9) Listen to your parents to increase parental involvement
While I recognize that not every community is blessed with high parent involvement, our local schools greatly benefit from our parents' generosity of their time and financial support. One of my main responsibilities as a school administrator is to be as responsive as possible to our parent community, to assist with both the easy and the challenging questions, and to provide a link for our parents to our school campus. Even if a parent is upset with the content of my shared message, I hope they will at least appreciate the responsiveness of my communication and know that I have the best interests of their student at heart.
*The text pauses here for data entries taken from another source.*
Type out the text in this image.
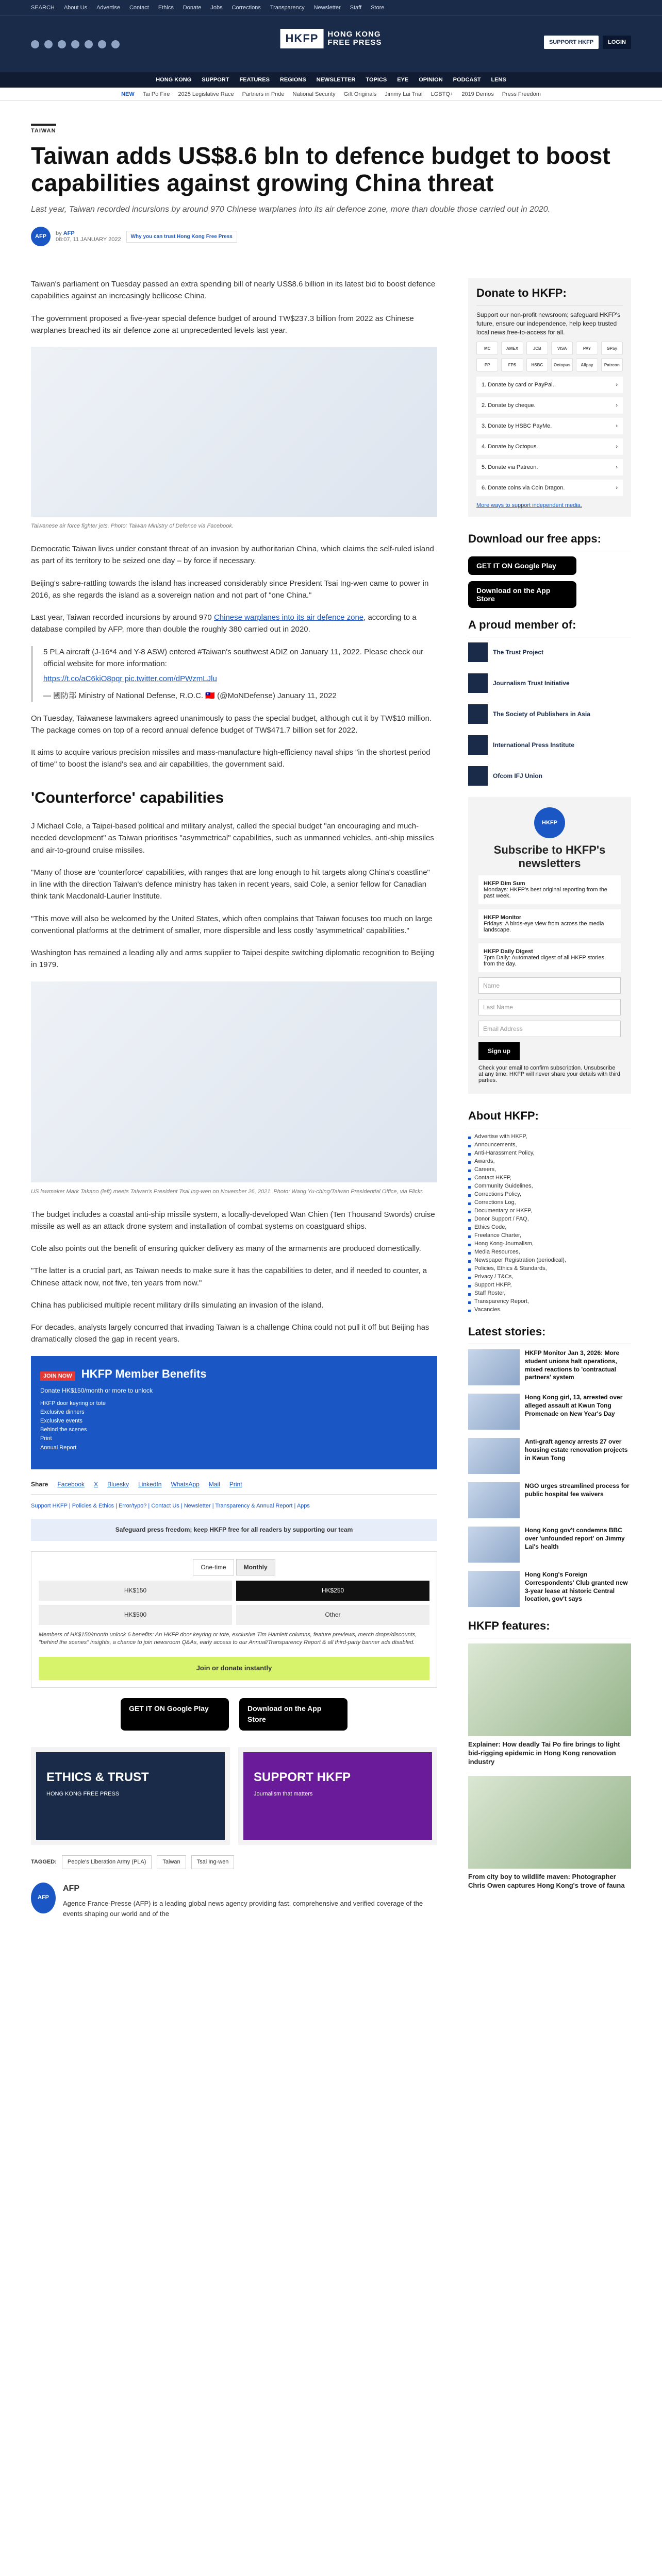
SEARCH About Us Advertise Contact Ethics Donate Jobs Corrections Transparency Newsletter Staff Store
HKFP	HONG KONG
FREE PRESS	SUPPORT HKFP	LOGIN
HONG KONG SUPPORT FEATURES REGIONS NEWSLETTER TOPICS EYE OPINION PODCAST LENS
NEW Tai Po Fire 2025 Legislative Race Partners in Pride National Security Gift Originals Jimmy Lai Trial LGBTQ+ 2019 Demos Press Freedom
TAIWAN
Taiwan adds US$8.6 bln to defence budget to boost capabilities against growing China threat
Last year, Taiwan recorded incursions by around 970 Chinese warplanes into its air defence zone, more than double those carried out in 2020.
AFP	by AFP
08:07, 11 JANUARY 2022	Why you can trust Hong Kong Free Press

Taiwan's parliament on Tuesday passed an extra spending bill of nearly US$8.6 billion in its latest bid to boost defence capabilities against an increasingly bellicose China.

The government proposed a five-year special defence budget of around TW$237.3 billion from 2022 as Chinese warplanes breached its air defence zone at unprecedented levels last year.

Taiwanese air force fighter jets. Photo: Taiwan Ministry of Defence via Facebook.

Democratic Taiwan lives under constant threat of an invasion by authoritarian China, which claims the self-ruled island as part of its territory to be seized one day – by force if necessary.

Beijing's sabre-rattling towards the island has increased considerably since President Tsai Ing-wen came to power in 2016, as she regards the island as a sovereign nation and not part of "one China."

Last year, Taiwan recorded incursions by around 970 Chinese warplanes into its air defence zone, according to a database compiled by AFP, more than double the roughly 380 carried out in 2020.

5 PLA aircraft (J-16*4 and Y-8 ASW) entered #Taiwan's southwest ADIZ on January 11, 2022. Please check our official website for more information:

https://t.co/aC6kiO8pqr pic.twitter.com/dPWzmLJlu

— 國防部 Ministry of National Defense, R.O.C. 🇹🇼 (@MoNDefense) January 11, 2022

On Tuesday, Taiwanese lawmakers agreed unanimously to pass the special budget, although cut it by TW$10 million. The package comes on top of a record annual defence budget of TW$471.7 billion set for 2022.

It aims to acquire various precision missiles and mass-manufacture high-efficiency naval ships "in the shortest period of time" to boost the island's sea and air capabilities, the government said.

'Counterforce' capabilities

J Michael Cole, a Taipei-based political and military analyst, called the special budget "an encouraging and much-needed development" as Taiwan prioritises "asymmetrical" capabilities, such as unmanned vehicles, anti-ship missiles and air-to-ground cruise missiles.

"Many of those are 'counterforce' capabilities, with ranges that are long enough to hit targets along China's coastline" in line with the direction Taiwan's defence ministry has taken in recent years, said Cole, a senior fellow for Canadian think tank Macdonald-Laurier Institute.

"This move will also be welcomed by the United States, which often complains that Taiwan focuses too much on large conventional platforms at the detriment of smaller, more dispersible and less costly 'asymmetrical' capabilities."

Washington has remained a leading ally and arms supplier to Taipei despite switching diplomatic recognition to Beijing in 1979.

US lawmaker Mark Takano (left) meets Taiwan's President Tsai Ing-wen on November 26, 2021. Photo: Wang Yu-ching/Taiwan Presidential Office, via Flickr.

The budget includes a coastal anti-ship missile system, a locally-developed Wan Chien (Ten Thousand Swords) cruise missile as well as an attack drone system and installation of combat systems on coastguard ships.

Cole also points out the benefit of ensuring quicker delivery as many of the armaments are produced domestically.

"The latter is a crucial part, as Taiwan needs to make sure it has the capabilities to deter, and if needed to counter, a Chinese attack now, not five, ten years from now."

China has publicised multiple recent military drills simulating an invasion of the island.

For decades, analysts largely concurred that invading Taiwan is a challenge China could not pull it off but Beijing has dramatically closed the gap in recent years.

JOIN NOW HKFP Member Benefits
Donate HK$150/month or more to unlock
HKFP door keyring or tote
Exclusive dinners
Exclusive events
Behind the scenes
Print
Annual Report
Share Facebook X Bluesky LinkedIn WhatsApp Mail Print
Support HKFP | Policies & Ethics | Error/typo? | Contact Us | Newsletter | Transparency & Annual Report | Apps
Safeguard press freedom; keep HKFP free for all readers by supporting our team
One-time	Monthly
HK$150	HK$250
HK$500	Other

Members of HK$150/month unlock 6 benefits: An HKFP door keyring or tote, exclusive Tim Hamlett columns, feature previews, merch drops/discounts, "behind the scenes" insights, a chance to join newsroom Q&As, early access to our Annual/Transparency Report & all third-party banner ads disabled.

Join or donate instantly
GET IT ON Google Play	Download on the App Store
ETHICS & TRUST
HONG KONG FREE PRESS
SUPPORT HKFP
Journalism that matters
TAGGED:	People's Liberation Army (PLA)	Taiwan	Tsai Ing-wen
AFP
AFP

Agence France-Presse (AFP) is a leading global news agency providing fast, comprehensive and verified coverage of the events shaping our world and of the

Donate to HKFP:

Support our non-profit newsroom; safeguard HKFP's future, ensure our independence, help keep trusted local news free-to-access for all.

MC	AMEX	JCB	VISA	PAY	GPay
PP	FPS	HSBC	Octopus	Alipay	Patreon
1. Donate by card or PayPal.	›
2. Donate by cheque.	›
3. Donate by HSBC PayMe.	›
4. Donate by Octopus.	›
5. Donate via Patreon.	›
6. Donate coins via Coin Dragon.	›
More ways to support independent media.
Download our free apps:
GET IT ON Google Play
Download on the App Store
A proud member of:
The Trust Project
Journalism Trust Initiative
The Society of Publishers in Asia
International Press Institute
Ofcom IFJ Union
HKFP
Subscribe to HKFP's newsletters
HKFP Dim Sum
Mondays: HKFP's best original reporting from the past week.
HKFP Monitor
Fridays: A birds-eye view from across the media landscape.
HKFP Daily Digest
7pm Daily: Automated digest of all HKFP stories from the day.
Name
Last Name
Email Address
Sign up

Check your email to confirm subscription. Unsubscribe at any time. HKFP will never share your details with third parties.

About HKFP:
Advertise with HKFP,
Announcements,
Anti-Harassment Policy,
Awards,
Careers,
Contact HKFP,
Community Guidelines,
Corrections Policy,
Corrections Log,
Documentary or HKFP,
Donor Support / FAQ,
Ethics Code,
Freelance Charter,
Hong Kong-Journalism,
Media Resources,
Newspaper Registration (periodical),
Policies, Ethics & Standards,
Privacy / T&Cs,
Support HKFP,
Staff Roster,
Transparency Report,
Vacancies.
Latest stories:
HKFP Monitor Jan 3, 2026: More student unions halt operations, mixed reactions to 'contractual partners' system
Hong Kong girl, 13, arrested over alleged assault at Kwun Tong Promenade on New Year's Day
Anti-graft agency arrests 27 over housing estate renovation projects in Kwun Tong
NGO urges streamlined process for public hospital fee waivers
Hong Kong gov't condemns BBC over 'unfounded report' on Jimmy Lai's health
Hong Kong's Foreign Correspondents' Club granted new 3-year lease at historic Central location, gov't says
HKFP features:
Explainer: How deadly Tai Po fire brings to light bid-rigging epidemic in Hong Kong renovation industry
From city boy to wildlife maven: Photographer Chris Owen captures Hong Kong's trove of fauna
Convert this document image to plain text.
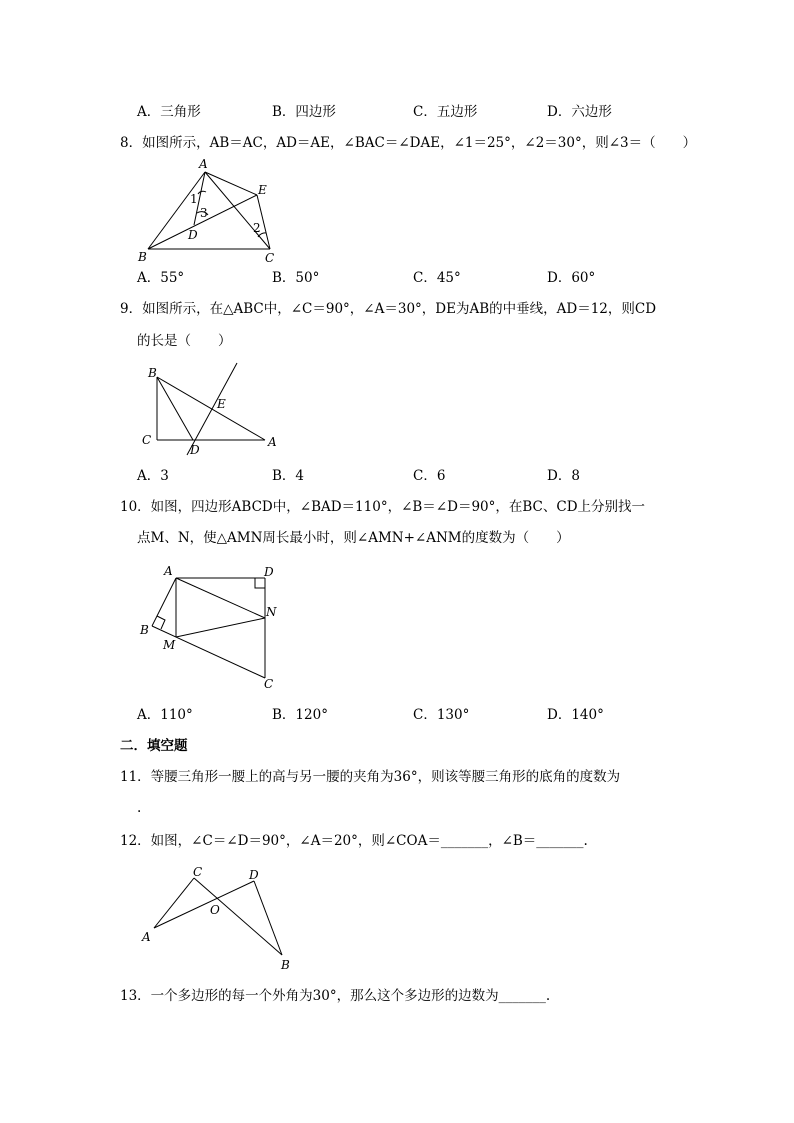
A．三角形	B．四边形	C．五边形	D．六边形
8．如图所示，AB＝AC，AD＝AE，∠BAC＝∠DAE，∠1＝25°，∠2＝30°，则∠3＝（　　）
A
B	C
D
E
1
2
3
A．55°	B．50°	C．45°	D．60°
9．如图所示，在△ABC中，∠C＝90°，∠A＝30°，DE为AB的中垂线，AD＝12，则CD
的长是（　　）
B
C
D
E
A
A．3	B．4	C．6	D．8
10．如图，四边形ABCD中，∠BAD＝110°，∠B＝∠D＝90°，在BC、CD上分别找一
点M、N，使△AMN周长最小时，则∠AMN+∠ANM的度数为（　　）
A
B
C
D
M
N
A．110°	B．120°	C．130°	D．140°
二．填空题
11．等腰三角形一腰上的高与另一腰的夹角为36°，则该等腰三角形的底角的度数为
.
12．如图，∠C＝∠D＝90°，∠A＝20°，则∠COA＝_______，∠B＝_______.
C	D
O
A
B
13．一个多边形的每一个外角为30°，那么这个多边形的边数为_______.
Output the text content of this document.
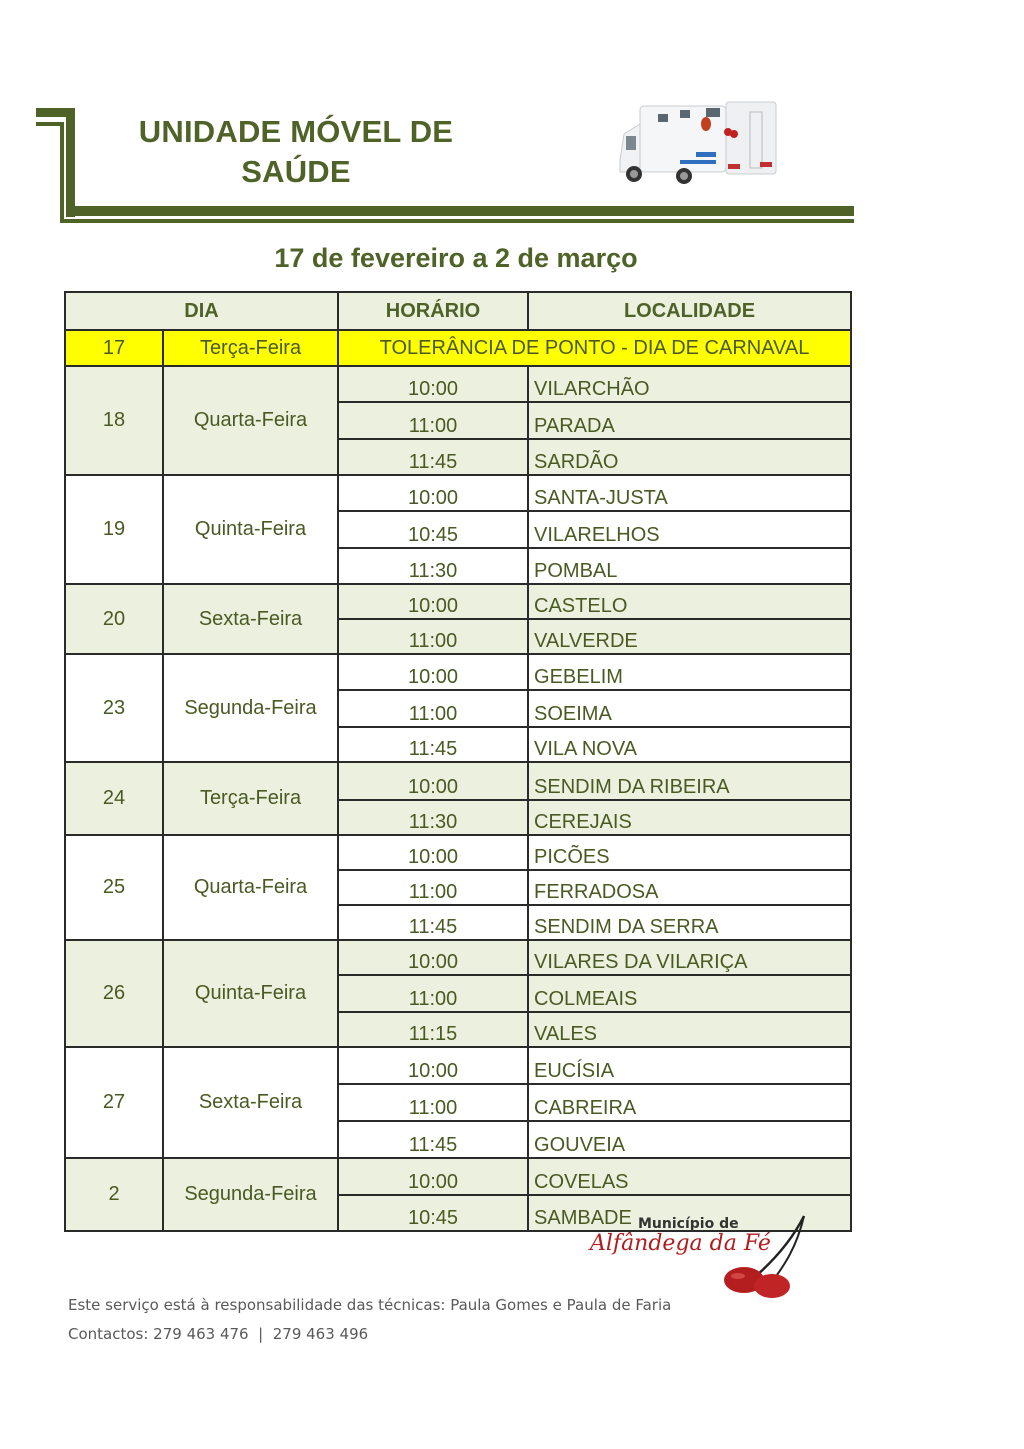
UNIDADE MÓVEL DE
SAÚDE
17 de fevereiro a 2 de março
DIA		HORÁRIO	LOCALIDADE
17	Terça-Feira	TOLERÂNCIA DE PONTO - DIA DE CARNAVAL	
18	Quarta-Feira	10:00	VILARCHÃO
		11:00	PARADA
		11:45	SARDÃO
19	Quinta-Feira	10:00	SANTA-JUSTA
		10:45	VILARELHOS
		11:30	POMBAL
20	Sexta-Feira	10:00	CASTELO
		11:00	VALVERDE
23	Segunda-Feira	10:00	GEBELIM
		11:00	SOEIMA
		11:45	VILA NOVA
24	Terça-Feira	10:00	SENDIM DA RIBEIRA
		11:30	CEREJAIS
25	Quarta-Feira	10:00	PICÕES
		11:00	FERRADOSA
		11:45	SENDIM DA SERRA
26	Quinta-Feira	10:00	VILARES DA VILARIÇA
		11:00	COLMEAIS
		11:15	VALES
27	Sexta-Feira	10:00	EUCÍSIA
		11:00	CABREIRA
		11:45	GOUVEIA
2	Segunda-Feira	10:00	COVELAS
		10:45	SAMBADE Município de
Alfândega da Fé
Este serviço está à responsabilidade das técnicas: Paula Gomes e Paula de Faria
Contactos: 279 463 476  |  279 463 496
Every morning, it starts with parking lot duty, continues with constant supervision of the students during breaks and lunch (which often includes silly conversations with our students about even sillier topics), and ends with more parking lot duty at the end of the school day. It is my mission to listen to every parent concern and respond in a timely fashion. In a recent optional Google Forms survey, I asked the question if the parent would like a personal reply to their concern and/or question. For every parent who responded with a "yes", I sent a quick reply to begin our dialogue. Most of these replies were sent within minutes of the parent finishing the survey. After all, my goal is to listen to all of our community members, whether they be students, parents, teachers, or local residents and hopefully increase the connection and involvement they feel to our school. These efforts are easily transferable to the high school campus.
10) Have fun
It's 5:40 on a Friday night and I'm about to head outside to welcome students to tonight's dance. Yes, my wife and kids are at home and it's hard to be away for another evening. That said, being at tonight's dance, waving hi to the parents as they drop off their students in the pouring rain, sharing smiles with every kids along with a welcome to tonight's dance - it creates a culture of having fun. Our student activities during lunch offer more opportunities for students to just be silly during the school day. We are adding more and more clubs (underwater robotics???) that blend excitement with cooperative learning. We are even trying out a "no homework night" in an effort to encourage our students to have a night usually reserved for studying to instead have fun and be a kid again. I think if you ask our students about their school experience, many of them will answer that they have fun while learning. This should be the goal. Students who have fun at school are more likely to come to school. It eliminates attendance issues (we've had only three instances of a student cutting a class in my five years at Union Middle) and increases student engagement during class. I realize that not every activity or classroom lesson can be fun, but thoughtful lesson planning with timely topics relevant to a student's daily journey leads to a higher investment at your school. And most of all, have fun. We work with kids. Best job in the world.